A new company, Adtran Holdings, now owns 100% of US-based Adtran but only 65.43% in Munich-based Adva, and is now planning its way to become a global fibre player.
The companies’ markets are complementary after shareholders in both entities agreed on the US$1.2 billion deal. Once the merger is complete, the combination will have an annual R&D budget of $240 million, competing only with Nokia among non-Chinese vendors of fibre.
“We will be a new global player,” said a spokesman for one of the companies. The merged company will have interests in the “middle mile” of fibre as well as business access, 5G backhaul and software-based subscriber management.
But the two previously separate companies did not overlap in their product ranges. “That’s whole deal rationale,” said the official.

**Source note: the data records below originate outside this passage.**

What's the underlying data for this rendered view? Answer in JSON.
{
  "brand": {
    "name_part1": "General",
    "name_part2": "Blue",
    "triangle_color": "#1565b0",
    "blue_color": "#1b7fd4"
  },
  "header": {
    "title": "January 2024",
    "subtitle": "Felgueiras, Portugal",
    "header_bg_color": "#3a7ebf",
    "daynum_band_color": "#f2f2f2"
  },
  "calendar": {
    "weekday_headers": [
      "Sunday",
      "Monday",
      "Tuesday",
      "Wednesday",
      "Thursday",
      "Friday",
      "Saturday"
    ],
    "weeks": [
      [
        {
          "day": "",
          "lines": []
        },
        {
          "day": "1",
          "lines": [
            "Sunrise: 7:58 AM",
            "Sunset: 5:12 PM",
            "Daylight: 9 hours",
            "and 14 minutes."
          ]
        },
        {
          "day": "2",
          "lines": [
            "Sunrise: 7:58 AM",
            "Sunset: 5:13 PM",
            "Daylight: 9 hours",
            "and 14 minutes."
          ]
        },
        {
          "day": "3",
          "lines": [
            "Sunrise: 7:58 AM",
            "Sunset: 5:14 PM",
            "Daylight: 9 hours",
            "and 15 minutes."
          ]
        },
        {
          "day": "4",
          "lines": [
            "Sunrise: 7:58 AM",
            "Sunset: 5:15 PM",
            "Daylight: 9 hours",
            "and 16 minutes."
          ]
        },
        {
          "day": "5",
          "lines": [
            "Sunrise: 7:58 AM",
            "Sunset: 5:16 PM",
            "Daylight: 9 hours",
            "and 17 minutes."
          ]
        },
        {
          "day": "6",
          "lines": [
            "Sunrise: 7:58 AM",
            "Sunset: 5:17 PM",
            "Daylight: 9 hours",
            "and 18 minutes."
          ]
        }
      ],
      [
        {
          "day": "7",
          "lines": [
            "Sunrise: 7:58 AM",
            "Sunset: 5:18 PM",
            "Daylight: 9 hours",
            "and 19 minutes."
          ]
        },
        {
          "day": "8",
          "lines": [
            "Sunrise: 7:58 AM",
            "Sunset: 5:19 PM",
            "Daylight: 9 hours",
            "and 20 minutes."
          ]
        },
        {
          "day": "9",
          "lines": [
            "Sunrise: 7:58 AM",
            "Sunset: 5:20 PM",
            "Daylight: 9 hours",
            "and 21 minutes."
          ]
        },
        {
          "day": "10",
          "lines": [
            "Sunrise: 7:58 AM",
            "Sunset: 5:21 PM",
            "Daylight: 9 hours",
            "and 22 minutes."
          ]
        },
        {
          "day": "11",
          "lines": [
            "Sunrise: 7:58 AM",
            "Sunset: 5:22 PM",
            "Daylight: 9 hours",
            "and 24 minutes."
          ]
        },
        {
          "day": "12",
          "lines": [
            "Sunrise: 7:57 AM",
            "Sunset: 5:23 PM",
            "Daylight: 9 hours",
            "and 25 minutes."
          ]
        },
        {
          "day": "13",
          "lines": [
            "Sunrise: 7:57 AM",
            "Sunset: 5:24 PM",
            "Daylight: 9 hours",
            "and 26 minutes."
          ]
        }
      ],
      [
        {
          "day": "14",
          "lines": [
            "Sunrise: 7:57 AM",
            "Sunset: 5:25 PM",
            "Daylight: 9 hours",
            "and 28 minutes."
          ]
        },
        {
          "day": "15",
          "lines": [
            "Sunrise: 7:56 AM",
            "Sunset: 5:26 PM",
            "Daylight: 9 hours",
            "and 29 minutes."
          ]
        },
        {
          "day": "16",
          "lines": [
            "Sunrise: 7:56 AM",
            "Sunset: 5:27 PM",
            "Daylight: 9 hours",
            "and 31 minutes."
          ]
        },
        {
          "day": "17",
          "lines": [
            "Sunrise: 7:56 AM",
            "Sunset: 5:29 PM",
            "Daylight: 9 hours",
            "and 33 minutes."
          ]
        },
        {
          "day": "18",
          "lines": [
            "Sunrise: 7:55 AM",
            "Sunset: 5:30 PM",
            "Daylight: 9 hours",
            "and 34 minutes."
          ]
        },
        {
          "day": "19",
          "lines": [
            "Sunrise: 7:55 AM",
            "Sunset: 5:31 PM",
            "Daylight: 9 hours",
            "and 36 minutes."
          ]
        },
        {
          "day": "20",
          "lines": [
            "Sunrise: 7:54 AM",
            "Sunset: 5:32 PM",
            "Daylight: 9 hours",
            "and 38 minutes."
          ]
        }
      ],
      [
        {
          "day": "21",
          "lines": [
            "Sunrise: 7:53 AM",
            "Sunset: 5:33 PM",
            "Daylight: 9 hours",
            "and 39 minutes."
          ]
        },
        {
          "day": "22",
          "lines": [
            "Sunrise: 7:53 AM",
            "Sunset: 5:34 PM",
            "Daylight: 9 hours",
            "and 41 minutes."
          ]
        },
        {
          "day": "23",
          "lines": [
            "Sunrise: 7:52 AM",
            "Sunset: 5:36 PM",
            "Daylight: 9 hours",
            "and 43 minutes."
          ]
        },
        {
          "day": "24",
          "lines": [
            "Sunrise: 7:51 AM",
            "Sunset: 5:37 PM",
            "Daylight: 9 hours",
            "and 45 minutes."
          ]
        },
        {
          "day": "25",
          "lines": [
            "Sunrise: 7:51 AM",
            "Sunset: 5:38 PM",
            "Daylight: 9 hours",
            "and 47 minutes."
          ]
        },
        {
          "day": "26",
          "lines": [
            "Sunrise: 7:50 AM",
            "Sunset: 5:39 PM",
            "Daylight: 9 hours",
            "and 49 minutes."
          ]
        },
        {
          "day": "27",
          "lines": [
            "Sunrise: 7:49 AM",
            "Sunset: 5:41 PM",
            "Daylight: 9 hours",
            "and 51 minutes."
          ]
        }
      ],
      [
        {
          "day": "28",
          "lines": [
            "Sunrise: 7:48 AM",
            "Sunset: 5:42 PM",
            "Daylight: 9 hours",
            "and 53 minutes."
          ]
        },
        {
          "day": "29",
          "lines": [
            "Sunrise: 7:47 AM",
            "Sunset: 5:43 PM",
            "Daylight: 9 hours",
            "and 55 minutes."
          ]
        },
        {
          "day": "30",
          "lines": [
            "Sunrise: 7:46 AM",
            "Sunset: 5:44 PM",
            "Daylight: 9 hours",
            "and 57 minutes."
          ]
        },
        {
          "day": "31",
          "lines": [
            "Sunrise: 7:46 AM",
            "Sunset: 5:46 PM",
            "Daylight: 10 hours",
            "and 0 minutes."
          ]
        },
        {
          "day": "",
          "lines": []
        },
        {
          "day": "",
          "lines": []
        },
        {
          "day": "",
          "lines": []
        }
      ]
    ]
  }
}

Because 35% of Adva’s shareholders did not accept their part of the offer, the German company will remain listed on the Frankfurt, while Adtran Holdings will adopt pre-deal Adtran’s Nasdaq listing and will have a separate Frankfurt listing.
The company count sDeutsche Telekom, Telefónica and TIM as customers. “And there are cross-selling opportunities in the US for the middle mile.”
It will also benefit from the US government’s broadband stimulus measures. “We have a phenomenal runway for the next three years.”
Adtran and Adva have a combined total of 3,500 staff, with little overlap – especially in a market with a shortage of fibre.